Photo by Ethan Miller/Getty Images

It was precious time for Mike, who didn’t get to see his son in the flesh while the Cubs were operating in their 2020 pandemic bubble.

“This COVID thing put a squash on that,” he said, “and it has been really painful. Last year was rough. It’s hard because I love to watch him play ball.”

It also was precious time spent with his first grandchild — Kris’ son, Kyler, who celebrated birthday No. 1 on Wednesday.

“There’s nothing like it,” Mike said. “Kyler is the first thing I think about when I wake up in the morning and the last thing I think about when I go to bed at night.”

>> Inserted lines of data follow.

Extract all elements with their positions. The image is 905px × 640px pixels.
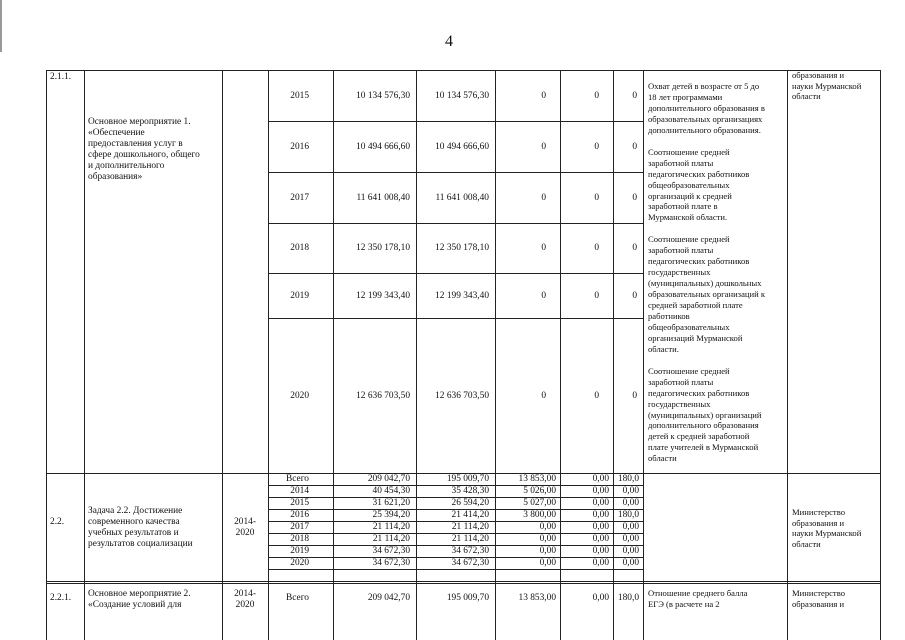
year-row-rule — [268, 172, 643, 173]
local-cell: 0 — [594, 141, 599, 152]
indicator-line: Соотношение средней — [648, 146, 730, 157]
executor-line: Министерство — [792, 588, 845, 598]
total-cell: 11 641 008,40 — [356, 192, 410, 203]
other-cell: 0,00 — [622, 534, 639, 544]
year-row-rule — [268, 318, 643, 319]
col-border-period — [222, 70, 223, 640]
indicator-line: дополнительного образования в — [648, 102, 765, 113]
indicator-line: Соотношение средней — [648, 365, 730, 376]
other-cell: 0,00 — [622, 558, 639, 568]
regional-cell: 35 428,30 — [451, 486, 489, 496]
local-cell: 0,00 — [592, 558, 609, 568]
page-number: 4 — [445, 33, 453, 50]
regional-cell: 10 494 666,60 — [435, 141, 489, 152]
regional-cell: 195 009,70 — [446, 593, 489, 603]
indicator-line: 18 лет программами — [648, 91, 723, 102]
indicator-line: дополнительного образования. — [648, 124, 761, 135]
federal-cell: 13 853,00 — [518, 593, 556, 603]
regional-cell: 10 134 576,30 — [435, 90, 489, 101]
regional-cell: 12 636 703,50 — [435, 390, 489, 401]
federal-cell: 0,00 — [539, 546, 556, 556]
year-cell: 2018 — [290, 243, 309, 253]
year-cell: 2015 — [290, 498, 309, 508]
regional-cell: 11 641 008,40 — [435, 192, 489, 203]
indicator-line: (муниципальных) организаций — [648, 409, 762, 420]
indicator-line: педагогических работников — [648, 387, 750, 398]
year-cell: 2016 — [290, 510, 309, 520]
total-cell: 21 114,20 — [372, 522, 410, 532]
other-cell: 0 — [632, 243, 637, 253]
row-code: 2.1.1. — [50, 72, 72, 82]
indicator-line: Мурманской области. — [648, 212, 728, 223]
period-line: 2020 — [235, 600, 255, 610]
other-cell: 0 — [632, 390, 637, 401]
period-line: 2020 — [235, 528, 255, 538]
total-cell: 25 394,20 — [372, 510, 410, 520]
indicator-line: общеобразовательных — [648, 321, 730, 332]
local-cell: 0 — [594, 290, 599, 301]
year-cell: 2017 — [290, 522, 309, 532]
regional-cell: 21 114,20 — [451, 534, 489, 544]
year-row-rule — [268, 273, 643, 274]
indicator-line: дополнительного образования — [648, 420, 759, 431]
federal-cell: 0,00 — [539, 522, 556, 532]
federal-cell: 13 853,00 — [518, 474, 556, 484]
local-cell: 0,00 — [592, 593, 609, 603]
indicator-line: педагогических работников — [648, 256, 750, 267]
local-cell: 0,00 — [592, 546, 609, 556]
page-edge-shadow — [0, 0, 2, 52]
row-code: 2.2.1. — [50, 593, 72, 603]
other-cell: 0 — [632, 141, 637, 152]
indicator-line: работников — [648, 310, 690, 321]
total-cell: 34 672,30 — [372, 558, 410, 568]
total-cell: 21 114,20 — [372, 534, 410, 544]
federal-cell: 0 — [541, 390, 546, 401]
federal-cell: 0 — [541, 192, 546, 203]
indicator-line: Отношение среднего балла — [648, 588, 748, 598]
federal-cell: 0 — [541, 141, 546, 152]
federal-cell: 0,00 — [539, 534, 556, 544]
total-cell: 34 672,30 — [372, 546, 410, 556]
indicator-line: организаций к средней — [648, 190, 732, 201]
other-cell: 0,00 — [622, 522, 639, 532]
other-cell: 180,0 — [617, 593, 639, 603]
regional-cell: 21 114,20 — [451, 522, 489, 532]
year-cell: 2016 — [290, 141, 309, 152]
other-cell: 0 — [632, 90, 637, 101]
indicator-line: государственных — [648, 398, 711, 409]
row-name-line: предоставления услуг в — [88, 139, 183, 149]
indicator-line: организаций Мурманской — [648, 332, 743, 343]
local-cell: 0,00 — [592, 474, 609, 484]
other-cell: 180,0 — [617, 474, 639, 484]
local-cell: 0 — [594, 90, 599, 101]
year-cell: 2019 — [290, 290, 309, 301]
other-cell: 0 — [632, 192, 637, 203]
regional-cell: 26 594,20 — [451, 498, 489, 508]
indicator-line: детей к средней заработной — [648, 431, 750, 442]
other-cell: 0,00 — [622, 498, 639, 508]
indicator-line: общеобразовательных — [648, 179, 730, 190]
row-name-line: современного качества — [88, 517, 180, 527]
executor-line: области — [792, 91, 821, 102]
table-top-border — [46, 70, 880, 71]
indicator-line: образовательных организациях — [648, 113, 763, 124]
total-cell: 12 636 703,50 — [356, 390, 410, 401]
regional-cell: 34 672,30 — [451, 558, 489, 568]
row-name-line: образования» — [88, 172, 143, 182]
row-rule-2-2-1 — [46, 581, 880, 582]
col-border-code — [46, 70, 47, 640]
year-cell: 2017 — [290, 192, 309, 203]
executor-line: образования и — [792, 598, 845, 609]
year-cell: 2020 — [290, 558, 309, 568]
indicator-line: заработной платы — [648, 376, 714, 387]
col-border-name — [84, 70, 85, 640]
indicator-line: заработной платы — [648, 157, 714, 168]
indicator-line: заработной платы — [648, 245, 714, 256]
year-row-rule — [268, 569, 643, 570]
other-cell: 0,00 — [622, 486, 639, 496]
local-cell: 0 — [594, 243, 599, 253]
federal-cell: 5 027,00 — [523, 498, 556, 508]
row-name-line: результатов социализации — [88, 539, 193, 549]
total-cell: 12 199 343,40 — [356, 290, 410, 301]
row-name-line: и дополнительного — [88, 161, 165, 171]
year-cell: 2020 — [290, 390, 309, 401]
other-cell: 0 — [632, 290, 637, 301]
federal-cell: 0 — [541, 290, 546, 301]
local-cell: 0 — [594, 192, 599, 203]
indicator-line: плате учителей в Мурманской — [648, 442, 759, 453]
federal-cell: 3 800,00 — [523, 510, 556, 520]
federal-cell: 0 — [541, 243, 546, 253]
federal-cell: 0 — [541, 90, 546, 101]
indicator-line: образовательных организаций к — [648, 289, 766, 300]
other-cell: 180,0 — [617, 510, 639, 520]
total-cell: 31 621,20 — [372, 498, 410, 508]
other-cell: 0,00 — [622, 546, 639, 556]
total-cell: 10 494 666,60 — [356, 141, 410, 152]
col-border-other-right — [643, 70, 644, 640]
year-cell: 2018 — [290, 534, 309, 544]
row-name-line: Основное мероприятие 2. — [88, 589, 191, 599]
executor-line: науки Мурманской — [792, 528, 862, 539]
year-row-rule — [268, 223, 643, 224]
year-row-rule — [268, 121, 643, 122]
year-cell: 2015 — [290, 90, 309, 101]
indicator-line: области. — [648, 343, 679, 354]
indicator-line: Охват детей в возрасте от 5 до — [648, 81, 760, 91]
local-cell: 0,00 — [592, 486, 609, 496]
col-border-indicator — [787, 70, 788, 640]
period-line: 2014- — [234, 517, 256, 527]
row-code: 2.2. — [50, 517, 65, 527]
row-name-line: «Обеспечение — [88, 128, 145, 138]
federal-cell: 5 026,00 — [523, 486, 556, 496]
total-cell: 209 042,70 — [367, 593, 410, 603]
local-cell: 0,00 — [592, 534, 609, 544]
indicator-line: области — [648, 453, 677, 464]
row-name-line: учебных результатов и — [88, 528, 179, 538]
indicator-line: (муниципальных) дошкольных — [648, 278, 762, 289]
regional-cell: 12 350 178,10 — [435, 243, 489, 253]
regional-cell: 21 414,20 — [451, 510, 489, 520]
executor-line: области — [792, 538, 821, 549]
row-name-line: «Создание условий для — [88, 600, 182, 610]
indicator-line: государственных — [648, 267, 711, 278]
indicator-line: педагогических работников — [648, 168, 750, 179]
executor-line: науки Мурманской — [792, 80, 862, 91]
year-cell: Всего — [286, 593, 309, 603]
local-cell: 0,00 — [592, 510, 609, 520]
executor-line: образования и — [792, 70, 845, 80]
federal-cell: 0,00 — [539, 558, 556, 568]
indicator-line: средней заработной плате — [648, 300, 743, 310]
row-name-line: Основное мероприятие 1. — [88, 117, 191, 127]
regional-cell: 12 199 343,40 — [435, 290, 489, 301]
local-cell: 0 — [594, 390, 599, 401]
row-rule-2-2-1-double — [46, 583, 880, 584]
local-cell: 0,00 — [592, 522, 609, 532]
year-cell: 2019 — [290, 546, 309, 556]
period-line: 2014- — [234, 589, 256, 599]
year-cell: 2014 — [290, 486, 309, 496]
executor-line: образования и — [792, 517, 845, 528]
regional-cell: 195 009,70 — [446, 474, 489, 484]
row-name-line: Задача 2.2. Достижение — [88, 506, 183, 516]
year-cell: Всего — [286, 474, 309, 484]
total-cell: 12 350 178,10 — [356, 243, 410, 253]
row-name-line: сфере дошкольного, общего — [88, 150, 200, 160]
local-cell: 0,00 — [592, 498, 609, 508]
indicator-line: Соотношение средней — [648, 234, 730, 245]
indicator-line: ЕГЭ (в расчете на 2 — [648, 598, 720, 609]
col-border-executor — [880, 70, 881, 640]
total-cell: 40 454,30 — [372, 486, 410, 496]
total-cell: 209 042,70 — [367, 474, 410, 484]
regional-cell: 34 672,30 — [451, 546, 489, 556]
total-cell: 10 134 576,30 — [356, 90, 410, 101]
indicator-line: заработной плате в — [648, 201, 718, 212]
executor-line: Министерство — [792, 507, 845, 517]
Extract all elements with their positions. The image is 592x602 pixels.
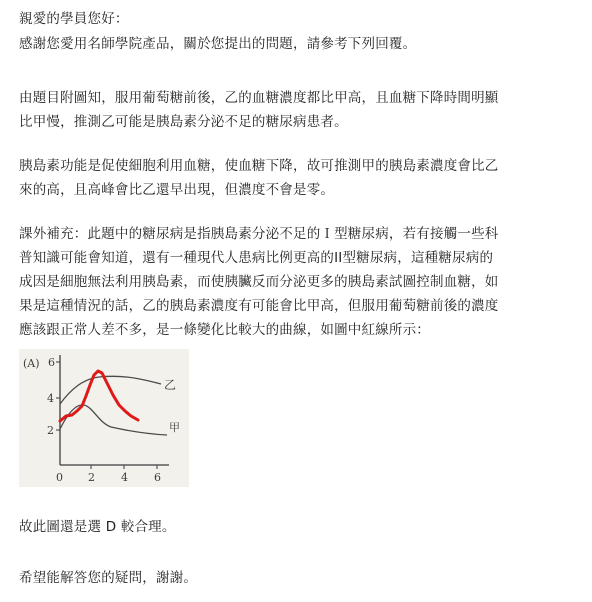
curve-label-yi: 乙 xyxy=(164,378,177,392)
y-tick-2: 2 xyxy=(47,424,54,437)
graph-photo xyxy=(19,349,189,487)
x-tick-2: 2 xyxy=(88,471,95,484)
paragraph-3-line-5: 應該跟正常人差不多，是一條變化比較大的曲線，如圖中紅線所示： xyxy=(19,322,430,338)
curve-jia xyxy=(60,405,167,435)
x-tick-0: 0 xyxy=(56,471,63,484)
paragraph-3-line-4: 果是這種情況的話，乙的胰島素濃度有可能會比甲高，但服用葡萄糖前後的濃度 xyxy=(19,298,499,314)
paragraph-2-line-1: 胰島素功能是促使細胞利用血糖，使血糖下降，故可推測甲的胰島素濃度會比乙 xyxy=(19,158,499,174)
y-tick-4: 4 xyxy=(47,392,54,405)
greeting: 親愛的學員您好： xyxy=(19,11,129,27)
paragraph-3-line-3: 成因是細胞無法利用胰島素，而使胰臟反而分泌更多的胰島素試圖控制血糖，如 xyxy=(19,274,499,290)
paragraph-1-line-1: 由題目附圖知，服用葡萄糖前後，乙的血糖濃度都比甲高，且血糖下降時間明顯 xyxy=(19,90,499,106)
curve-label-jia: 甲 xyxy=(169,421,180,434)
graph-sketch xyxy=(19,349,189,487)
y-tick-6: 6 xyxy=(48,356,55,369)
paragraph-2-line-2: 來的高，且高峰會比乙還早出現，但濃度不會是零。 xyxy=(19,182,335,198)
red-curve xyxy=(60,371,138,421)
paragraph-3-line-2: 普知識可能會知道，還有一種現代人患病比例更高的II型糖尿病，這種糖尿病的 xyxy=(19,250,494,266)
paragraph-3-line-1: 課外補充：此題中的糖尿病是指胰島素分泌不足的Ｉ型糖尿病，若有接觸一些科 xyxy=(19,226,499,242)
thanks-line: 感謝您愛用名師學院產品，關於您提出的問題，請參考下列回覆。 xyxy=(19,36,417,52)
closing-line: 希望能解答您的疑問，謝謝。 xyxy=(19,570,198,586)
x-tick-6: 6 xyxy=(154,471,161,484)
x-tick-4: 4 xyxy=(121,471,128,484)
conclusion-line: 故此圖還是選 D 較合理。 xyxy=(19,519,176,535)
panel-label: (A) xyxy=(23,357,40,370)
paragraph-1-line-2: 比甲慢，推測乙可能是胰島素分泌不足的糖尿病患者。 xyxy=(19,114,348,130)
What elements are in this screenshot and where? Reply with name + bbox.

So: What’s it really like to watch your kid fight for his career and reputation in a contract year?

“I mean, sure, you have some anxiety as a dad and an ex-player,” he allowed.

At least a droplet of sweat, then. As much as he can, though, Mike encourages Kris to let any pressure exist “outside of his own bubble.” Because when the pressure gets in, it can infect things in a hurry. That never seemed to happen in Bryant’s early seasons with the Cubs.

“And what could be worse than having a billboard up before you’ve ever played a game?” Mike said. “Talk about laying all these expectations on him.”

Given the shifts in sentiment and tone toward Bryant, it’s almost funny to remember the giant Adidas billboard of him — “Worth the wait,” it read — that went up across the street from the Wrigley Field marquee after the Cubs sent him down to the minors despite his spectacular spring training in 2015. Bryant wasn’t even in the big leagues, but already he was being viewed as a can’t-miss superstar. His service-time clock hadn’t even started, yet already there were — hey, literally — signs of friction between him and the organization.

Bryant handled seemingly everything with a confident, good-natured ease in 2015, 2016, 2017. But 2018, 2019 and 2020 had their bumps. It all set up the current season as the defining one of Bryant’s career as he speeds toward the intersection of potential free agency and his 30s.

“He just tries to get better and just learn,” Mike said. “He gives 100% all the time. He never slacks. I’m just hoping he stays healthy. He’s been snakebitten since May of ’18.

“But for me, really? All I want is to watch my son play baseball for as long as he can.”